Here at Zacks, our focus is on the proven Zacks Rank system, which emphasizes earnings estimates and estimate revisions to find great stocks. Nevertheless, we are always paying attention to the latest value, growth, and momentum trends to underscore strong picks.
Looking at the history of these trends, perhaps none is more beloved than value investing. This strategy simply looks to identify companies that are being undervalued by the broader market. Value investors rely on traditional forms of analysis on key valuation metrics to find stocks that they believe are undervalued, leaving room for profits.
Luckily, Zacks has developed its own Style Scores system in an effort to find stocks with specific traits. Value investors will be interested in the system's "Value" category. Stocks with both "A" grades in the Value category and high Zacks Ranks are among the strongest value stocks on the market right now.
One stock to keep an eye on is Synnex (SNX - Free Report) . SNX is currently sporting a Zacks Rank of #2 (Buy), as well as an A grade for Value. The stock is trading with P/E ratio of 8.54 right now. For comparison, its industry sports an average P/E of 21.11. SNX's Forward P/E has been as high as 10.87 and as low as 6.31, with a median of 8.44, all within the past year.
Investors should also note that SNX holds a PEG ratio of 0.71. This metric is used similarly to the famous P/E ratio, but the PEG ratio also takes into account the stock's expected earnings growth rate.
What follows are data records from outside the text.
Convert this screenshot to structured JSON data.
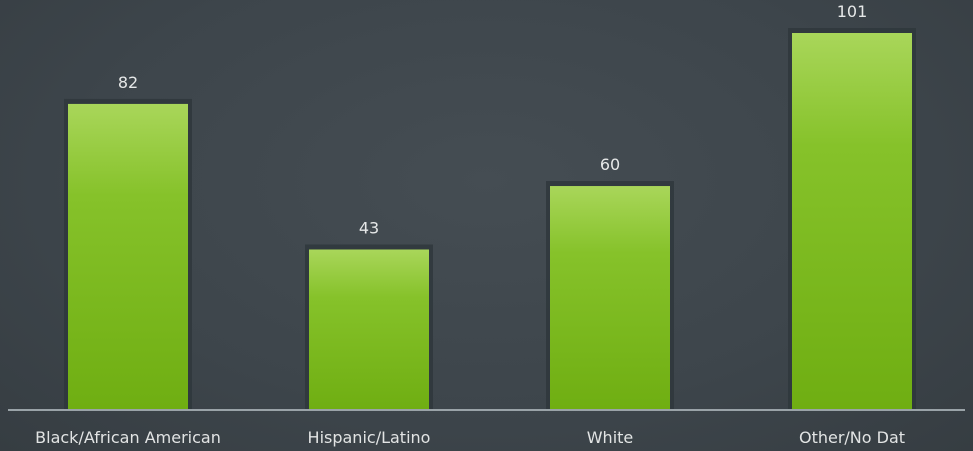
{
  "chart_data": {
    "type": "bar",
    "categories": [
      "Black/African American",
      "Hispanic/Latino",
      "White",
      "Other/No Dat"
    ],
    "values": [
      82,
      43,
      60,
      101
    ],
    "value_labels": [
      "82",
      "43",
      "60",
      "101"
    ],
    "ylim": [
      0,
      101
    ],
    "grid": false,
    "legend": "none",
    "colors": {
      "bar_top": "#a9d65a",
      "bar_mid": "#86c22a",
      "bar_bottom": "#6fae12",
      "bar_shadow": "#2f373c",
      "baseline": "#9aa3a8",
      "background": "#3e464c"
    }
  }
}
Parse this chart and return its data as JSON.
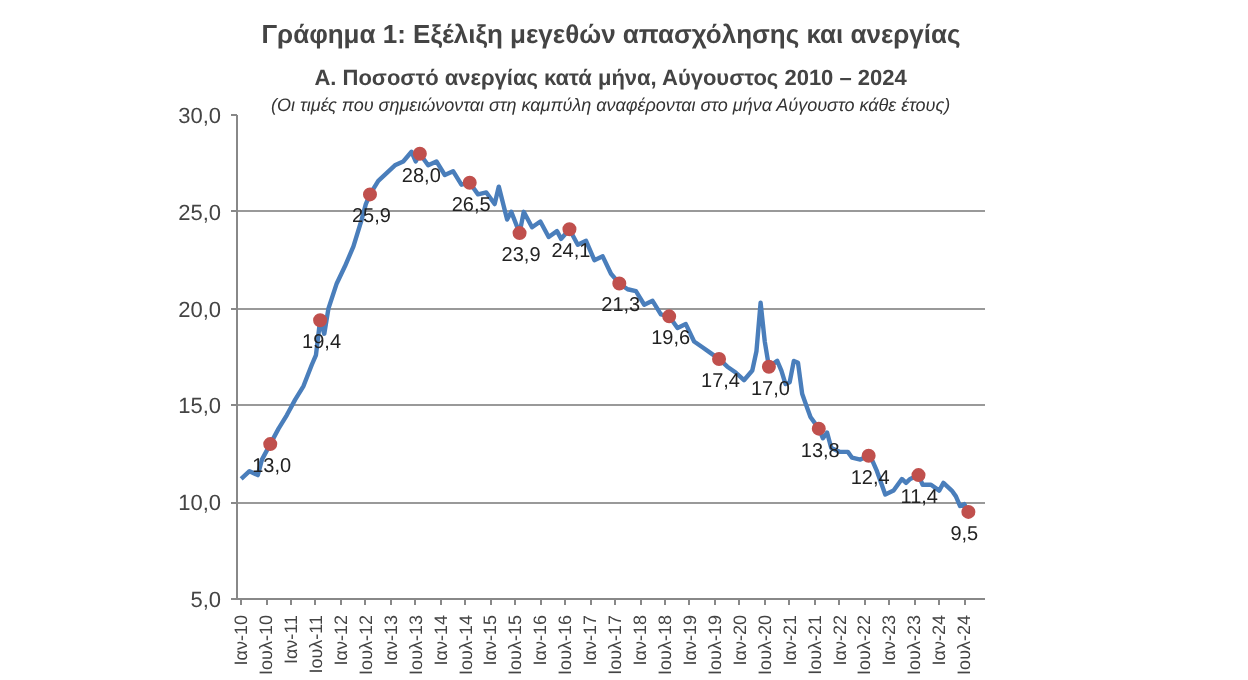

SNX's PEG compares to its industry's average PEG of 1.94. SNX's PEG has been as high as 0.71 and as low as 0.71, with a median of 0.71, all within the past year.
These are just a handful of the figures considered in Synnex's great Value grade. Still, they help show that the stock is likely being undervalued at the moment. Add this to the strength of its earnings outlook, and we can clearly see that SNX is an impressive value stock right now.